The core of Diff4Splat's framework is its innovative video latent transformer, which processes video diffusion latents to jointly capture spatio-temporal dependencies and predict time-varying 3D Gaussian primitives. This method is supported by a large-scale 4D dataset construction pipeline, which converts real-world videos into annotated spatio-temporal pointmaps. Key contributions include:

Latent Dynamic Reconstruction Model (LDRM): This model integrates camera conditions with generated latent features, allowing for the prediction of a deformable Gaussian field that enables rendering at novel viewpoints and time instances.
Deformable Gaussian Fields: By augmenting static 3D Gaussian representations with inter-frame deformation mechanisms, the model aptly handles dynamic scene generation.
Unified Supervision Scheme: A robust training strategy incorporating photometric, geometric, and motion losses ensures high-fidelity texture synthesis and enforces geometric constraints.
Figure 2: Architecture of Diff4Splat, showing a high-fidelity dynamic 3DGS generation method from a single image through key innovations.

Experimental Evaluation

The paper presents extensive evaluations demonstrating the model's superiority over current state-of-the-art methods. Key metrics such as Fréchet Video Distance (FVD), Kernel Video Distance (KVD), and CLIP-Score, alongside novel geometric integrity assessments, substantiate the model's performance. Diff4Splat achieves a reconstruction time of approximately 30 seconds, highlighting its efficiency advantage over optimization-heavy counterparts like Mosca, which requires significantly longer computation times.

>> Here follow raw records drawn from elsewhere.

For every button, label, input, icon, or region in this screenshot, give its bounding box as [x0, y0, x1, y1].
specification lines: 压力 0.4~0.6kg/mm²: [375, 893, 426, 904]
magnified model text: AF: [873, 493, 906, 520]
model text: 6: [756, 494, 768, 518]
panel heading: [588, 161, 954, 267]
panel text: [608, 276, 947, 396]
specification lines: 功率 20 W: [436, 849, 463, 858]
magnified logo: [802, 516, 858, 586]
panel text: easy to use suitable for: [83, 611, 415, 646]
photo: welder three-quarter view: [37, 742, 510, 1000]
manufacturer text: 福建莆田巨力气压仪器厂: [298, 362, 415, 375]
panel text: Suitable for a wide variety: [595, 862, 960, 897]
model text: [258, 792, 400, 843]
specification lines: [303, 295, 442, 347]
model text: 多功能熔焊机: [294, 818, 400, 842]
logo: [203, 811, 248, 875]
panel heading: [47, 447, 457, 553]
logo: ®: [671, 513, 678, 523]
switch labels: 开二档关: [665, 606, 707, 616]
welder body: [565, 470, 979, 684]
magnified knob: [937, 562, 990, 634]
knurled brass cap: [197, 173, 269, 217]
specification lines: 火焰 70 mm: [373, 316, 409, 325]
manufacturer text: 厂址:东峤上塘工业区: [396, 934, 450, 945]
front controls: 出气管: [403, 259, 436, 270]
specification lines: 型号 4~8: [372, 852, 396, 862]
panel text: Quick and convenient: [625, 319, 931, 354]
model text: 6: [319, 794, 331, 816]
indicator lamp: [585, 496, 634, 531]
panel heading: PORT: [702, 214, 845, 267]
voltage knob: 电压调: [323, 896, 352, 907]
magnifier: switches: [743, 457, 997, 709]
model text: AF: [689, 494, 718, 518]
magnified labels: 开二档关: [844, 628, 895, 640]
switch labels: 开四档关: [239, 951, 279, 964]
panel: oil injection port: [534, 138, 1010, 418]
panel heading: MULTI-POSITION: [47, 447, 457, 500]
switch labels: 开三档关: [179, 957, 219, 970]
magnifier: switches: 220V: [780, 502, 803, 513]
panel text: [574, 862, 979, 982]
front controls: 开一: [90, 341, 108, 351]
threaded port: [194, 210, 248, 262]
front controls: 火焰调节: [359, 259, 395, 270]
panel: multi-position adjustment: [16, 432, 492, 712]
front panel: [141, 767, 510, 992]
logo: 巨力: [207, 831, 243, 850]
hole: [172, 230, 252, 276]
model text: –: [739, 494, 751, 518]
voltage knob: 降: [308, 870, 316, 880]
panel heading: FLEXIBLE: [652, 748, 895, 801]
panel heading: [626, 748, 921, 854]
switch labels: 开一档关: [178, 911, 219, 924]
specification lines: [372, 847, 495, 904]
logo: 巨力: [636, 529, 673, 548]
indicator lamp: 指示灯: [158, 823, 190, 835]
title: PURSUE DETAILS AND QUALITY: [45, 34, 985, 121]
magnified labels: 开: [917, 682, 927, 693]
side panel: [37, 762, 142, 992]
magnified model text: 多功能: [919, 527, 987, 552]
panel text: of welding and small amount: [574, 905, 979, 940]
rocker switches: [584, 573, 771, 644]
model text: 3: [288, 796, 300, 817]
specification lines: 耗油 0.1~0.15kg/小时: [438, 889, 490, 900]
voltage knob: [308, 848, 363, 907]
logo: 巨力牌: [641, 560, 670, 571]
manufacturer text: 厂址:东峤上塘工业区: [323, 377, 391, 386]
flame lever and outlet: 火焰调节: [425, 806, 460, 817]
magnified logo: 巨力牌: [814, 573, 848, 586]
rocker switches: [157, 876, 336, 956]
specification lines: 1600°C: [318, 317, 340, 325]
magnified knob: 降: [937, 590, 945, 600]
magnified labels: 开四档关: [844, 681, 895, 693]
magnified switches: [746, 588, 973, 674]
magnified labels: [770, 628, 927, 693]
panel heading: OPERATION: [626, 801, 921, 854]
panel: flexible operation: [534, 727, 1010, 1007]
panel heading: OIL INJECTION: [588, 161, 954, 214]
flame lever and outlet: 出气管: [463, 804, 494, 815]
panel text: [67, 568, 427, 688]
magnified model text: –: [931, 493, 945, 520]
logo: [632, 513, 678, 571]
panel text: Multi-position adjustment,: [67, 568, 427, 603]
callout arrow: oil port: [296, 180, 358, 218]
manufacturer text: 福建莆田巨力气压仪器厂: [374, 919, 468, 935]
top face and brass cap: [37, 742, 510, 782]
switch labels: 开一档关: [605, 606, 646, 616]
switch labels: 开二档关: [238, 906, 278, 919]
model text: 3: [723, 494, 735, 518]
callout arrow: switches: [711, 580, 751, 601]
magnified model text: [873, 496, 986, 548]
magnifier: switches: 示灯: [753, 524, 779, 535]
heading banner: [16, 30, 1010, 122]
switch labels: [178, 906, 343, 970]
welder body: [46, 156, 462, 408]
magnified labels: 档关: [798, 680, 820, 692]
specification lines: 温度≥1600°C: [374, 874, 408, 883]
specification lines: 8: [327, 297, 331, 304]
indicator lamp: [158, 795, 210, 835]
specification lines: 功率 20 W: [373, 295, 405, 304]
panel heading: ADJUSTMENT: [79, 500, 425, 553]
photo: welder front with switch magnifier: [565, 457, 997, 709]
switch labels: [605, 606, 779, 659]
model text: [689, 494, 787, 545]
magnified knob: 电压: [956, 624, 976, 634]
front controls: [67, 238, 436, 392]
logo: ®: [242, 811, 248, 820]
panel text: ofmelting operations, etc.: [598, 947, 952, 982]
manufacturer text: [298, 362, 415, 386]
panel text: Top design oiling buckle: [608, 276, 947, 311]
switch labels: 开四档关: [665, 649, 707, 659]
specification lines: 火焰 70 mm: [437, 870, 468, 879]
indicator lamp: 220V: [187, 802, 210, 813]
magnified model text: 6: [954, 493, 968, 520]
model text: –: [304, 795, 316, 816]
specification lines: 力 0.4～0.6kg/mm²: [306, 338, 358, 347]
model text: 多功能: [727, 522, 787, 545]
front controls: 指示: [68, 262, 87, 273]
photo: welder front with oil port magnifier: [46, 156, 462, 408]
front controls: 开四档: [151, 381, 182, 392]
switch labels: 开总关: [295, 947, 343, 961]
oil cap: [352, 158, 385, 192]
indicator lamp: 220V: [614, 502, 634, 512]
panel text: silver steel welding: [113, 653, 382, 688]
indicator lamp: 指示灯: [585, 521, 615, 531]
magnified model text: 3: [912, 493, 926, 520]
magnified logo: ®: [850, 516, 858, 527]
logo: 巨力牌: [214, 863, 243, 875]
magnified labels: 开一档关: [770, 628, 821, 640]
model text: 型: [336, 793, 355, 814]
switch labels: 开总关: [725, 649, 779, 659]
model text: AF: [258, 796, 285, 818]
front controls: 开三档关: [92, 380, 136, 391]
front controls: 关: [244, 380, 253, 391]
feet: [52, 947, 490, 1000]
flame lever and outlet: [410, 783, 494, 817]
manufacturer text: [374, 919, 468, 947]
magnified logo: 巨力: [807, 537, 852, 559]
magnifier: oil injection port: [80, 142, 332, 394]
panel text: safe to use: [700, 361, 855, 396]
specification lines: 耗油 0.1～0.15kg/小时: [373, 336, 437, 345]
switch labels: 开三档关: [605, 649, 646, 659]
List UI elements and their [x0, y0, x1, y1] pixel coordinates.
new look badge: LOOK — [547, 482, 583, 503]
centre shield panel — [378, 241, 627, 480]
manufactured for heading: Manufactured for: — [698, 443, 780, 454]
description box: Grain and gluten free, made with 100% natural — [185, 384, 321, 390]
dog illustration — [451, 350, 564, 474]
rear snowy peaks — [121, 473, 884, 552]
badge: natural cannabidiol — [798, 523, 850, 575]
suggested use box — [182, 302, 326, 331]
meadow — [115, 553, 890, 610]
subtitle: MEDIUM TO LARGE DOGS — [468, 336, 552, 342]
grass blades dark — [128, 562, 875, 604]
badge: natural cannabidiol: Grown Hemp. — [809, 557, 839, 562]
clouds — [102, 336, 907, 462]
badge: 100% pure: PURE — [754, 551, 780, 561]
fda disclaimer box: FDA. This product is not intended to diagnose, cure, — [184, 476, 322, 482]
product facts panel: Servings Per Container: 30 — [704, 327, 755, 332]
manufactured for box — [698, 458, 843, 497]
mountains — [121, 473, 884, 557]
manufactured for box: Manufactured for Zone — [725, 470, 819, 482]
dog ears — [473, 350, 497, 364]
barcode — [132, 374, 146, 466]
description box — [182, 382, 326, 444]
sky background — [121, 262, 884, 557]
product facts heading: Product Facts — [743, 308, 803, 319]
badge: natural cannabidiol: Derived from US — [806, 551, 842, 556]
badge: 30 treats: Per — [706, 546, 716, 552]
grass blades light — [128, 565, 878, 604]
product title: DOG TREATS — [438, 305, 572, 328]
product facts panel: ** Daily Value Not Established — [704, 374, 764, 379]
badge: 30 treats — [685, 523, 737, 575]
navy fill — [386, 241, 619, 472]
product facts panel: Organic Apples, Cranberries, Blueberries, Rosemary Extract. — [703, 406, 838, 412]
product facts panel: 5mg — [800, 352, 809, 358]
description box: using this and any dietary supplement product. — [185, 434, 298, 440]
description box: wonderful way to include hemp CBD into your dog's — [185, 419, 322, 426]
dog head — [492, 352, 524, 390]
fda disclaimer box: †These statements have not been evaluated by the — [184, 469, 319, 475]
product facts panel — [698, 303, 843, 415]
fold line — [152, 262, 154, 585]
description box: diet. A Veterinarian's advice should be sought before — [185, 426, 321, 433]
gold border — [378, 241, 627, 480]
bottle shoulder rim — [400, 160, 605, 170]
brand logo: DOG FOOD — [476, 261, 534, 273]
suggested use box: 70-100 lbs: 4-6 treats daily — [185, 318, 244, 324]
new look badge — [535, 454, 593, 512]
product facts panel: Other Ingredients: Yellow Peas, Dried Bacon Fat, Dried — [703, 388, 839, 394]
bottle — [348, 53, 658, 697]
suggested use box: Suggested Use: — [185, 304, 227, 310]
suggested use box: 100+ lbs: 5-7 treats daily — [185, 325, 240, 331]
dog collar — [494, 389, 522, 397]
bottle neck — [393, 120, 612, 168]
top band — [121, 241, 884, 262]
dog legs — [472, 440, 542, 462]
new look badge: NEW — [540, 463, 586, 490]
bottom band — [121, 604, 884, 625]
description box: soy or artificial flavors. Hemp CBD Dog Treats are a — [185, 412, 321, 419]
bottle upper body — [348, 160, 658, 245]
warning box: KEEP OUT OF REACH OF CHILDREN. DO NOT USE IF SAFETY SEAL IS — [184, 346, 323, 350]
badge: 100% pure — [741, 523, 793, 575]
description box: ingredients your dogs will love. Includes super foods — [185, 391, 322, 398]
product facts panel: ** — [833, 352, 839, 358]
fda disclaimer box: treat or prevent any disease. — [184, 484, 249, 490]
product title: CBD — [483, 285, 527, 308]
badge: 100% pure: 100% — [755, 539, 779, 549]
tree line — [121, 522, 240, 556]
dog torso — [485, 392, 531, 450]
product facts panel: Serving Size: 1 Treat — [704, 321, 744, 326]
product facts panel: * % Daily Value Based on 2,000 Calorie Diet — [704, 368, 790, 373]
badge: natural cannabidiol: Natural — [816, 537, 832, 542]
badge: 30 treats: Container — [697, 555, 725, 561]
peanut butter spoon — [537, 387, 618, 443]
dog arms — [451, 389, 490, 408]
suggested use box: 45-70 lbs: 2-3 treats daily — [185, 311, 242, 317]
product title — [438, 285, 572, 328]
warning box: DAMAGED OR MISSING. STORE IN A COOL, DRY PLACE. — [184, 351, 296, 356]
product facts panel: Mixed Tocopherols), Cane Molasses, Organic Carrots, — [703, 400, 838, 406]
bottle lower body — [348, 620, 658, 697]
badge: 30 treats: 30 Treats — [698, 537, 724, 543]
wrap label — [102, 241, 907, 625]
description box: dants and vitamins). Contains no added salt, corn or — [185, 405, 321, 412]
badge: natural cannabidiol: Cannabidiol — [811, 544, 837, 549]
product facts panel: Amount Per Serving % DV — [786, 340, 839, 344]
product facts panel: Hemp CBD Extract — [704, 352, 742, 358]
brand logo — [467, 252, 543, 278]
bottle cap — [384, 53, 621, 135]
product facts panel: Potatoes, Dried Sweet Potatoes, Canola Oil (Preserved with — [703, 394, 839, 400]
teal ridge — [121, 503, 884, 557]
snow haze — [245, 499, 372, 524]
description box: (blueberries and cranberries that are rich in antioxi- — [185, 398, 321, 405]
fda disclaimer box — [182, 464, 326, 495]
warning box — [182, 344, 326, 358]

Implications and Future Work

Diff4Splat represents a significant step forward in the field of 4D scene generation by offering a unified diffusion-based approach that efficiently balances quality and computational demands. Its ability to generate photorealistic and temporally-consistent scenes opens new avenues for applications in immersive XR content creation, realistic simulation environments for robotics, and autonomous driving.

Future work may focus on enhancing the model's temporal coherence and refining material property predictions to further expand its applicability across different domains. Additionally, tackling issues related to motion ambiguity and generalization to out-of-distribution inputs will be pivotal in achieving more robust performance.

Conclusion

In summary, Diff4Splat sets a new benchmark in controllable 4D scene synthesis by marrying the strengths of diffusion models with advanced geometric and motion constraints. Its ability to generate high-fidelity scenes rapidly, without the need for iterative optimization, marks a substantial advancement in the domain, paving the way for more scalable and efficient solutions in AI-driven scene generation.